We could discuss this topic ad nauseam but I think that we shouldn't be discouraging people from furthering their education and at the same time we need to acknowledge that their are other noteworthy forms education then what is taught at a university and awarded with a degree.
Mar 20Hotchicken, this post is about dictatorial organizations fleecing us of our hard earned money. Like our Govt and taxes at federal, state, municipal, road, transportation, bridges, flatulence, you name it, they will tax you for it. Like your bank charging you for your account with them if you haven't got a certain amount in etc.
It's a country built on rebellion and questioning. No representation despite taxation. All bureaucratic organizations make money through fees. Electric, cable companies and even BON's. They liase with each other like Universities etc and rely on followers who blindly follow the incompetent leaders. Why does each state have a separate BON? To charge separate fees to make money. Compact States and every other nation worldwide understand that physiology, experience etc is apparently the same with all homo sapiens! The same mentality that the detractors will now apply to disagree whilst the man is selling you the bridge.
Pay for your ongoing annual CEU's because of your progressive Alzheimer's, pay for your out of state license because of the magnetic fields erasing your memories as you cross the border into another state that is miraculously restored with your payment and the numerous other ways of relieving you of your money because you need to feel better than next person.
I belong to an entrepreneurial group and four people are millionaires with an 8th grade educational level. Capable, competent and ferocious businessmen. Only one has an MBA and he's struggling because he has too many ideas for growth.

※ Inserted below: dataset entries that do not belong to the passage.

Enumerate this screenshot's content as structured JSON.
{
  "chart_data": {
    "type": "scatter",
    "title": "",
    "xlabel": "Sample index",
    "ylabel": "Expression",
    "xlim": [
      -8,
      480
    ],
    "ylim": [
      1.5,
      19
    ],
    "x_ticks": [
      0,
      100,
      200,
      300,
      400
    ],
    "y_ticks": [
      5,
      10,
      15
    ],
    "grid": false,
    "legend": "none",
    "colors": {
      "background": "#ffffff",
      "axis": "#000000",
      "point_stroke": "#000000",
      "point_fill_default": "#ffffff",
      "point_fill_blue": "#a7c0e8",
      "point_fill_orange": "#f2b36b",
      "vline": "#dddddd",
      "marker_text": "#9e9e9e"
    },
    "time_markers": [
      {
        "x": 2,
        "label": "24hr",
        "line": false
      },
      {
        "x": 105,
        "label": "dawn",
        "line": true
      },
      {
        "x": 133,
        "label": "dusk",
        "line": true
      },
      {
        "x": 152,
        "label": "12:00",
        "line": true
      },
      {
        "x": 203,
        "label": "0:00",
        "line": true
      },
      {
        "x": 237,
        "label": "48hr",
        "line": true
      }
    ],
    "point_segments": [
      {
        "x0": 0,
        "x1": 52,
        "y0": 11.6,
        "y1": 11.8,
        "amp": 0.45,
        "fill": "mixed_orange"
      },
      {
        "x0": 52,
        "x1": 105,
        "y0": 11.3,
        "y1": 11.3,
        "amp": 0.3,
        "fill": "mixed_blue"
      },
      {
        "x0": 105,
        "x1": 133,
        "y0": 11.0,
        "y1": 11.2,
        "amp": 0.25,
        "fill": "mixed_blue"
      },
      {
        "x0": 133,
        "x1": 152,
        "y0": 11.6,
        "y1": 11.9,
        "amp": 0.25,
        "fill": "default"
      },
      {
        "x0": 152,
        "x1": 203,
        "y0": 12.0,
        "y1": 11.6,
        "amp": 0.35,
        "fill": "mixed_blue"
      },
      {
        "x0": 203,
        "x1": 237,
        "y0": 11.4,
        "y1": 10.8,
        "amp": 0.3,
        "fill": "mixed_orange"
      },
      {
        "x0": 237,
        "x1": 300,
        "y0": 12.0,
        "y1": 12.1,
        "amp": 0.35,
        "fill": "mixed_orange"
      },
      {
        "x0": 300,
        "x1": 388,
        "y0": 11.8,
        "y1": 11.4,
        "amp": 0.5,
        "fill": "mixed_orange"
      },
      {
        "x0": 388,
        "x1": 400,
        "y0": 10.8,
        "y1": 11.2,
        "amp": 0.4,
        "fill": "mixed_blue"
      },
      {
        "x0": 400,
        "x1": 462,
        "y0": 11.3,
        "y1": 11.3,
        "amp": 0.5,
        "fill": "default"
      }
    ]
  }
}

The post is about questioning and is not meant to disparage anyone since I do not walk in their shoes. Great TV show just watched called Apple Tree Yard.
Mar 20Cocoa Puff, I said, check out the television show called Apple Tree Yard. Really excellent viewing especially for women.
Mar 20Quote from Avid readerWhat does a 4 episode British thriller have to do with the topic of this thread??Cocoa Puff, I said, check out the television show called Apple Tree Yard. Really excellent viewing especially for women.
Mar 20Higher education as a whole has been compromised where people are being convinced that everyone needs to go to college. The college educated bouncer at the strip club with a degree in jazz guitar didn't need that or $40,000 debt to stand at a strip joint door. Universities want money, the government wants indentured servitude via student loans and to diminish the public's purchasing power. Nursing is no exception. What makes a DNP in anesthesia for example more relevant than an MSN? Collectively, these folks just want students to spend more time and more money in school.
Regarding BSN and ASN, I most certainly use my nursing research class education from my BSN to read literature outside of nursing and to participate in my hospital's Research Committee.